Жюль расставлял в это время посты часовых и, услышав о прибытии карсты, прискакал к городской заставе Булони верхом, вздымая за собой клубы ныли, для того, чтобы встретить своих родных. Прежде всего он заключил в объятия Элен, их встреча была радостной и сердечной. Когда счастливый отец взял на руки Жюльетту, девочка наградила его улыбкой, по-видимому, она была просто очарована блеском его начищенных металлических пуговиц и красивых аксельбантов, которые малышка пыталась схватить своими ручонками. Исполненный гордости Жюль бросился целовать жену, чуть не задушив младенца, зажатого между ними. Затем путешественницы вновь уселись в карету и продолжали свой путь, но теперь уже в сопровождении Жюля, скакавшего рядом и беседовавшего с Элен и Габриэль через открытое окно кареты.

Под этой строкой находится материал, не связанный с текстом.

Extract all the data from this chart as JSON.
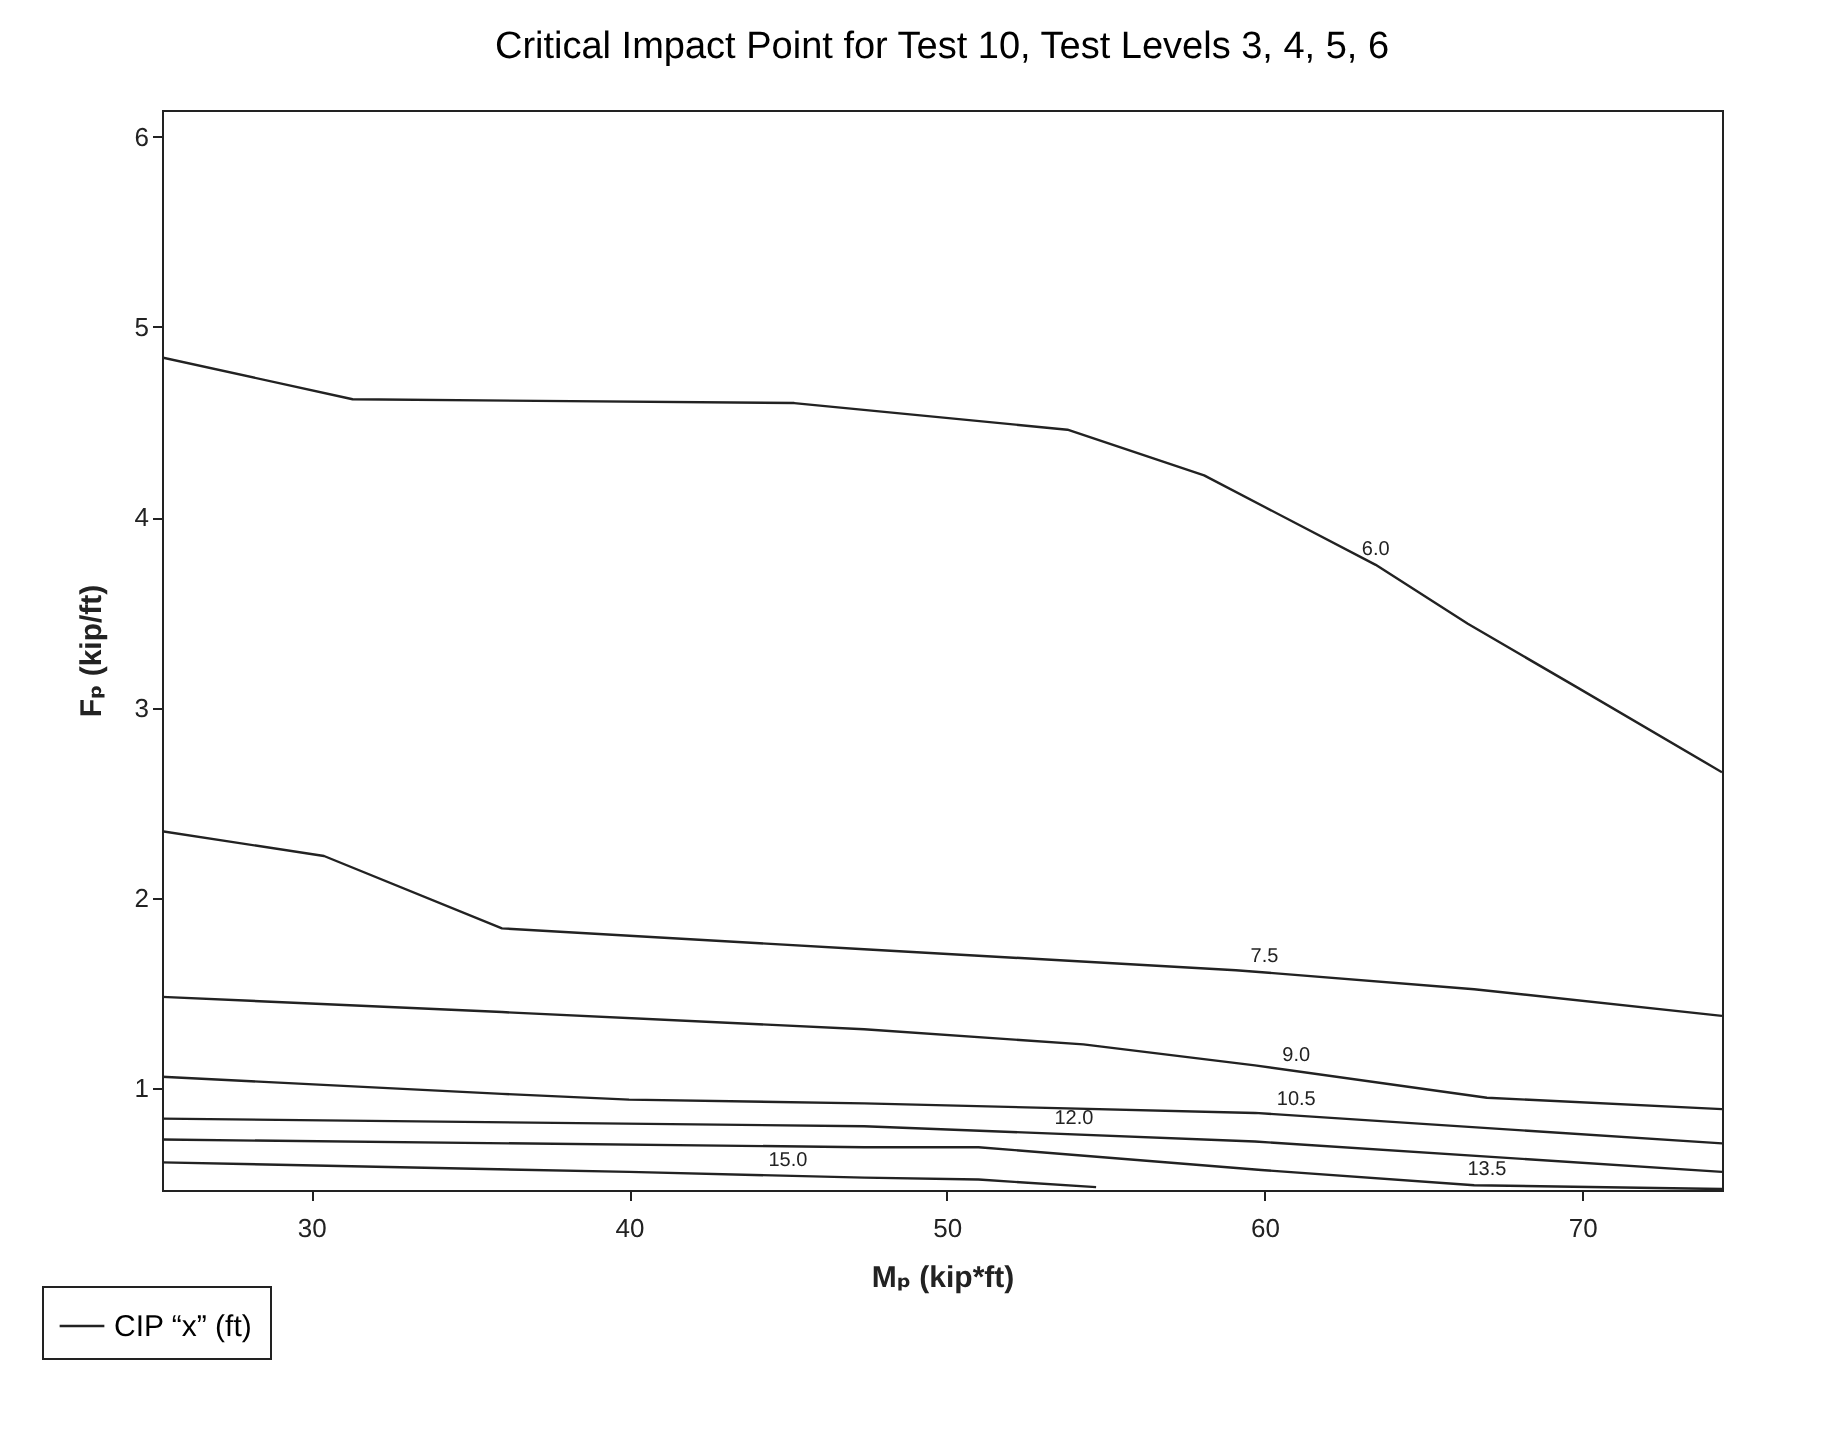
{
  "chart_data": {
    "type": "line",
    "title": "Critical Impact Point for Test 10, Test Levels 3, 4, 5, 6",
    "xlabel": "Mₚ (kip*ft)",
    "ylabel": "Fₚ (kip/ft)",
    "legend": "bottom left",
    "grid": false,
    "line_style": "solid",
    "xlim": [
      25.3,
      74.4
    ],
    "ylim": [
      0.465,
      6.14
    ],
    "xticks": [
      30,
      40,
      50,
      60,
      70
    ],
    "yticks": [
      1,
      2,
      3,
      4,
      5,
      6
    ],
    "annotations": [
      {
        "text": "6.0",
        "x": 63.5,
        "y": 3.75
      },
      {
        "text": "7.5",
        "x": 60,
        "y": 1.61
      },
      {
        "text": "9.0",
        "x": 61,
        "y": 1.09
      },
      {
        "text": "10.5",
        "x": 61,
        "y": 0.86
      },
      {
        "text": "12.0",
        "x": 54,
        "y": 0.76
      },
      {
        "text": "13.5",
        "x": 67,
        "y": 0.49
      },
      {
        "text": "15.0",
        "x": 45,
        "y": 0.54
      }
    ],
    "series": [
      {
        "name": "CIP “x” (ft)",
        "color": "#222222",
        "x": [
          25.3,
          31.3,
          45.2,
          53.8,
          58.1,
          63.5,
          66.4,
          69.8,
          74.4,
          null,
          25.3,
          30.4,
          36.0,
          47.4,
          59.1,
          66.6,
          74.4,
          null,
          25.3,
          36.0,
          47.4,
          54.3,
          59.7,
          67.0,
          74.4,
          null,
          25.3,
          36.0,
          40,
          47.4,
          59.7,
          74.4,
          null,
          25.3,
          47.4,
          59.7,
          74.4,
          null,
          25.3,
          47.4,
          51.0,
          59.9,
          66.6,
          74.4,
          null,
          25.3,
          40,
          47.4,
          51.0,
          54.7
        ],
        "values": [
          4.84,
          4.62,
          4.6,
          4.46,
          4.22,
          3.75,
          3.44,
          3.11,
          2.66,
          null,
          2.35,
          2.22,
          1.84,
          1.73,
          1.62,
          1.52,
          1.38,
          null,
          1.48,
          1.4,
          1.31,
          1.23,
          1.12,
          0.95,
          0.89,
          null,
          1.06,
          0.97,
          0.94,
          0.92,
          0.87,
          0.71,
          null,
          0.84,
          0.8,
          0.72,
          0.56,
          null,
          0.73,
          0.69,
          0.69,
          0.57,
          0.49,
          0.47,
          null,
          0.61,
          0.56,
          0.53,
          0.52,
          0.48
        ]
      }
    ]
  }
}
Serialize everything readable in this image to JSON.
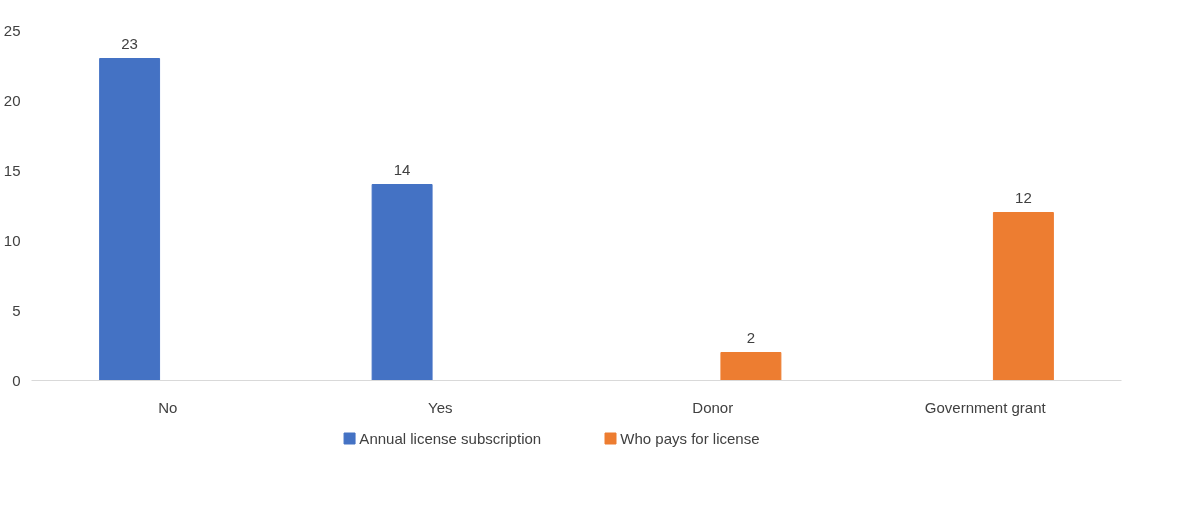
{
  "chart_data": {
    "type": "bar",
    "categories": [
      "No",
      "Yes",
      "Donor",
      "Government grant"
    ],
    "series": [
      {
        "name": "Annual license subscription",
        "color": "#4472c4",
        "values": [
          23,
          14,
          null,
          null
        ]
      },
      {
        "name": "Who pays for license",
        "color": "#ed7d31",
        "values": [
          null,
          null,
          2,
          12
        ]
      }
    ],
    "ylim": [
      0,
      25
    ],
    "yticks": [
      0,
      5,
      10,
      15,
      20,
      25
    ],
    "grid": false,
    "legend": "bottom",
    "data_labels": true
  }
}
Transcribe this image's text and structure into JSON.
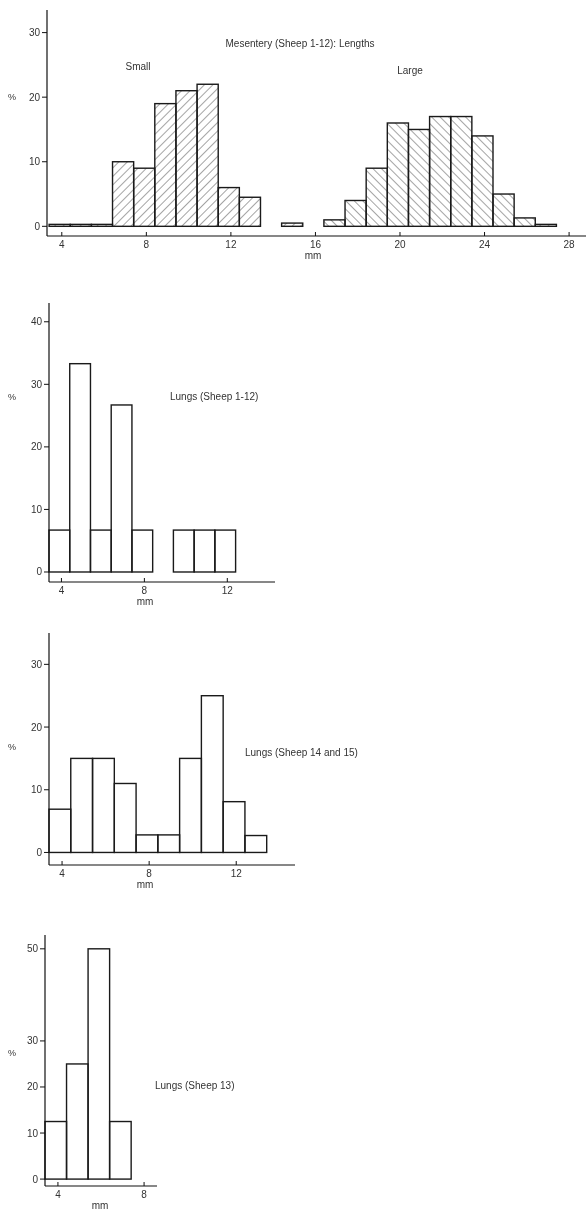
{
  "chart_data": [
    {
      "type": "histogram",
      "title": "Mesentery (Sheep 1-12): Lengths",
      "xlabel": "mm",
      "ylabel": "%",
      "bins": [
        3.4,
        4.4,
        5.4,
        6.4,
        7.4,
        8.4,
        9.4,
        10.4,
        11.4,
        12.4,
        13.4,
        14.4,
        15.4,
        16.4,
        17.4,
        18.4,
        19.4,
        20.4,
        21.4,
        22.4,
        23.4,
        24.4,
        25.4,
        26.4,
        27.4
      ],
      "series": [
        {
          "color": "#1a1a1a",
          "values": [
            0.3,
            0.3,
            0.3,
            10,
            9,
            19,
            21,
            22,
            6,
            4.5,
            0,
            0.5,
            null,
            null,
            null,
            null,
            null,
            null,
            null,
            null,
            null,
            null,
            null,
            null
          ]
        },
        {
          "color": "#1a1a1a",
          "values": [
            null,
            null,
            null,
            null,
            null,
            null,
            null,
            null,
            null,
            null,
            null,
            null,
            null,
            1,
            4,
            9,
            16,
            15,
            17,
            17,
            14,
            5,
            1.3,
            0.3
          ]
        }
      ],
      "xlim": [
        3.3,
        28.8
      ],
      "ylim": [
        -1.5,
        33.5
      ],
      "xticks": [
        4,
        8,
        12,
        16,
        20,
        24,
        28
      ],
      "yticks": [
        0,
        10,
        20,
        30
      ],
      "annotations": [
        "Small",
        "Large"
      ]
    },
    {
      "type": "histogram",
      "title": "Lungs (Sheep 1-12)",
      "xlabel": "mm",
      "ylabel": "%",
      "bins": [
        3.4,
        4.4,
        5.4,
        6.4,
        7.4,
        8.4,
        9.4,
        10.4,
        11.4,
        12.4
      ],
      "values": [
        6.7,
        33.3,
        6.7,
        26.7,
        6.7,
        0,
        6.7,
        6.7,
        6.7
      ],
      "color": "#1a1a1a",
      "xlim": [
        3.4,
        14.3
      ],
      "ylim": [
        -1.6,
        43
      ],
      "xticks": [
        4,
        8,
        12
      ],
      "yticks": [
        0,
        10,
        20,
        30,
        40
      ]
    },
    {
      "type": "histogram",
      "title": "Lungs (Sheep 14 and 15)",
      "xlabel": "mm",
      "ylabel": "%",
      "bins": [
        3.4,
        4.4,
        5.4,
        6.4,
        7.4,
        8.4,
        9.4,
        10.4,
        11.4,
        12.4,
        13.4
      ],
      "values": [
        6.9,
        15,
        15,
        11,
        2.8,
        2.8,
        15,
        25,
        8.1,
        2.7
      ],
      "color": "#1a1a1a",
      "xlim": [
        3.4,
        14.7
      ],
      "ylim": [
        -2,
        35
      ],
      "xticks": [
        4,
        8,
        12
      ],
      "yticks": [
        0,
        10,
        20,
        30
      ]
    },
    {
      "type": "histogram",
      "title": "Lungs (Sheep 13)",
      "xlabel": "mm",
      "ylabel": "%",
      "bins": [
        3.4,
        4.4,
        5.4,
        6.4,
        7.4
      ],
      "values": [
        12.5,
        25,
        50,
        12.5
      ],
      "color": "#1a1a1a",
      "xlim": [
        3.4,
        8.6
      ],
      "ylim": [
        -1.5,
        53
      ],
      "xticks": [
        4,
        8
      ],
      "yticks": [
        0,
        10,
        20,
        30,
        50
      ]
    }
  ]
}
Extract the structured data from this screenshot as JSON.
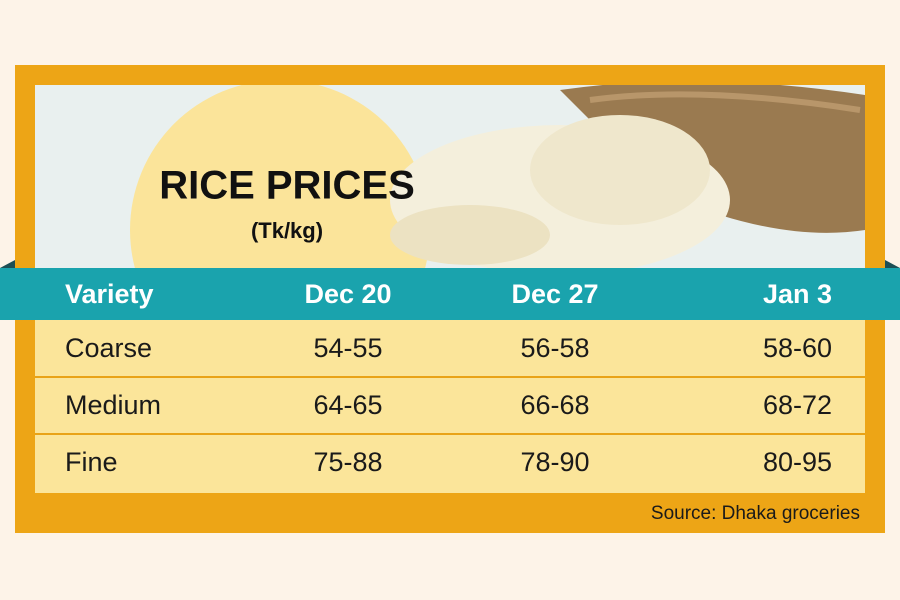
{
  "header": {
    "title": "RICE PRICES",
    "subtitle": "(Tk/kg)"
  },
  "table": {
    "columns": [
      "Variety",
      "Dec 20",
      "Dec 27",
      "Jan 3"
    ],
    "rows": [
      [
        "Coarse",
        "54-55",
        "56-58",
        "58-60"
      ],
      [
        "Medium",
        "64-65",
        "66-68",
        "68-72"
      ],
      [
        "Fine",
        "75-88",
        "78-90",
        "80-95"
      ]
    ]
  },
  "footer": {
    "source": "Source: Dhaka groceries"
  }
}
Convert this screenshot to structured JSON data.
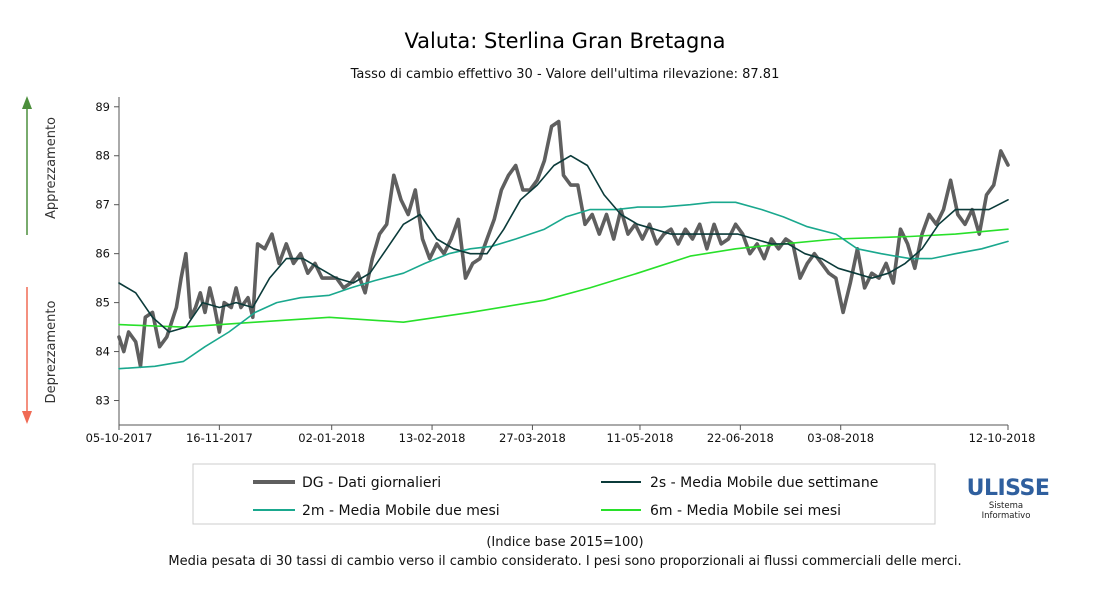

— Боюсь, что жилище, которое мне удалось подыскать для вас, слишком убого, но это единственное, что я смог найти в городе. Здесь на вес золота любое помещение — будь оно на чердаке, во флигеле или даже в сарае, потому что спрос на жилье слишком велик — причем не только среди военных, но и среди тех, кто приехал, чтобы свидеться со своими родными и близкими.
Жюль отнюдь не преувеличивал то, что творилось в этом перенаселенном портовом городе. Булонь действительно превратилась в один огромный военный лагерь, где повсюду сновали солдаты, подводы, лошади… Великая Армия концентрировала здесь свои силы для того, чтобы, собрав в единый кулак двухсоттысячное войско, устремиться через пролив и захватить островное государство, извечного противника Франции. Единственным препятствием, которое отодвигало сроки нападения на Англию, был сильный Королевский Флот, все еще господствующий на море, и кораблям Франции и Испании до сих пор не удавалось выровнять положение. Нельзя было начинать переправу через пролив, пока существовала реальная угроза, что все баржи будут потоплены в пути.